Passei alguns dias vagando pelas ruas, num deles, uma mulher me viu andando
pelo centro antigo de São Paulo, me pagou uma refeição, pediu para eu parar de
chorar, me olhou nos olhos e disse que iria me ajudar.
Ela
só não me contou o que eu teria que fazer para retribuir sua gentileza, como me
passou um tutorial de como me portar com os homens de gravata e pasta, em
carros bacanas que paravam naquela casa que parecia uma residência comum, lá eu
e outras três moças pagávamos nossa dívida com Madame.
Era
preciso encontrar uma cura para a dor, Emília e aquelas histórias que a
professora contava com o pó de pirim-pim-pim, viraram fileiras de cocaína, eu
mastigava com força o Visconde, Pedrinho, Narizinho e Tia Nastácia.
Recebi
um convite de um dos clientes para fazer um filme pornô, ele me disse que eu
poderia ganhar numa cena o que ganhava num mês inteiro.
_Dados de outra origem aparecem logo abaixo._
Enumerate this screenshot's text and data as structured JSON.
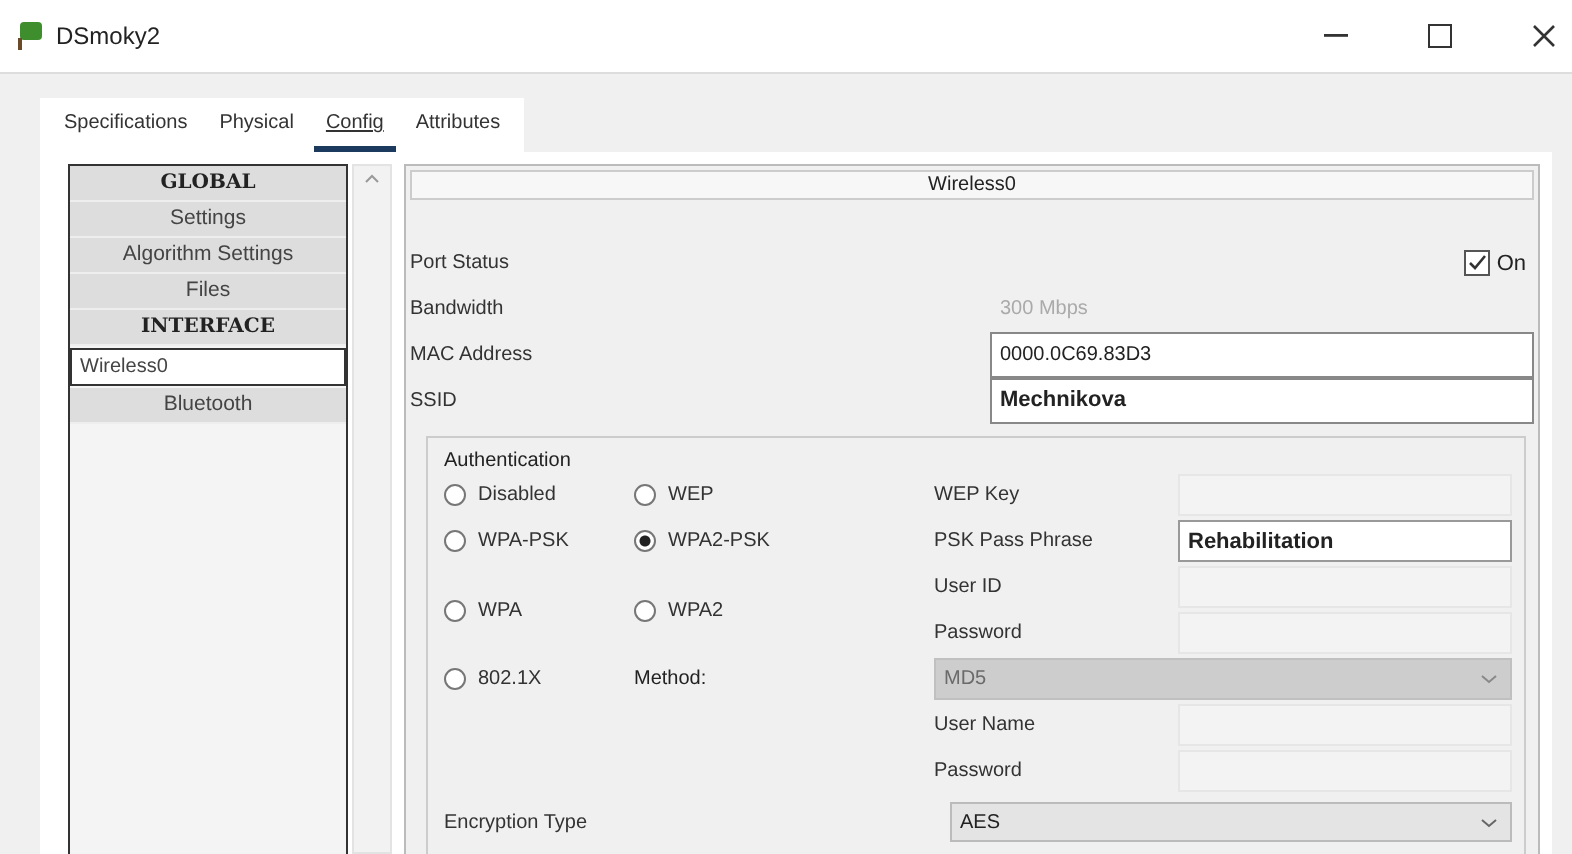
{
  "window": {
    "title": "DSmoky2"
  },
  "tabs": [
    {
      "label": "Specifications",
      "selected": false
    },
    {
      "label": "Physical",
      "selected": false
    },
    {
      "label": "Config",
      "selected": true
    },
    {
      "label": "Attributes",
      "selected": false
    }
  ],
  "sidebar": {
    "items": [
      {
        "label": "GLOBAL",
        "kind": "header",
        "selected": false
      },
      {
        "label": "Settings",
        "kind": "item",
        "selected": false
      },
      {
        "label": "Algorithm Settings",
        "kind": "item",
        "selected": false
      },
      {
        "label": "Files",
        "kind": "item",
        "selected": false
      },
      {
        "label": "INTERFACE",
        "kind": "header",
        "selected": false
      },
      {
        "label": "Wireless0",
        "kind": "item",
        "selected": true
      },
      {
        "label": "Bluetooth",
        "kind": "item",
        "selected": false
      }
    ]
  },
  "panel": {
    "title": "Wireless0",
    "port_status": {
      "label": "Port Status",
      "option": "On",
      "checked": true
    },
    "fields": [
      {
        "label": "Bandwidth",
        "value": "300 Mbps",
        "disabled": true,
        "bold": false
      },
      {
        "label": "MAC Address",
        "value": "0000.0C69.83D3",
        "disabled": false,
        "bold": false
      },
      {
        "label": "SSID",
        "value": "Mechnikova",
        "disabled": false,
        "bold": true
      }
    ],
    "authentication": {
      "title": "Authentication",
      "options": [
        {
          "label": "Disabled",
          "selected": false
        },
        {
          "label": "WEP",
          "selected": false
        },
        {
          "label": "WPA-PSK",
          "selected": false
        },
        {
          "label": "WPA2-PSK",
          "selected": true
        },
        {
          "label": "WPA",
          "selected": false
        },
        {
          "label": "WPA2",
          "selected": false
        },
        {
          "label": "802.1X",
          "selected": false
        }
      ],
      "method_label": "Method:",
      "fields": [
        {
          "label": "WEP Key",
          "kind": "input",
          "disabled": true
        },
        {
          "label": "PSK Pass Phrase",
          "kind": "input",
          "value": "Rehabilitation",
          "disabled": false
        },
        {
          "label": "User ID",
          "kind": "input",
          "disabled": true
        },
        {
          "label": "Password",
          "kind": "input",
          "disabled": true
        },
        {
          "kind": "select",
          "value": "MD5",
          "disabled": true
        },
        {
          "label": "User Name",
          "kind": "input",
          "disabled": true
        },
        {
          "label": "Password",
          "kind": "input",
          "disabled": true
        }
      ],
      "encryption": {
        "label": "Encryption Type",
        "value": "AES"
      }
    }
  }
}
O sexo não tinha
mistério, no estúdio havia três caras, perguntei com qual eu contracenaria, o
diretor me disse que com todos, de uma só vez.
Eu
tinha chorado a madrugada inteira, um vazio imenso que não ia embora, me sentia
só no mundo, tinha que me virar, a grana estava lá, era só acionar o módulo
dormente e depois pegar o dinheiro, eu nunca tinha feito com aquela quantidade
de participantes, mesmo com lubrificante, estava sentindo muito dor, vinha
sentindo incômodo nos programas daquele mês. Comecei com um deles, depois veio
outro, eu disse que não estava aguentando, mas o diretor não pediu para que
parassem, pediu apenas que eu suportasse mais um pouco, o terceiro rapaz ficou
incomodado, também era novato no meio, não conseguiu ereção, de longe olhava
passivamente, meus gritos que culminaram nas lágrimas menos importantes do que
as da cantora irlandesa.
2 comentários
Violento, cru, doloroso, como a vida ou as lágrimas da cantora irlandesa.
Caraca Fernando, entrou a seco compadre. Texto maravilhoso, personagem denso e, infelizmente, a realidade de muitas garotas. Chorei junto.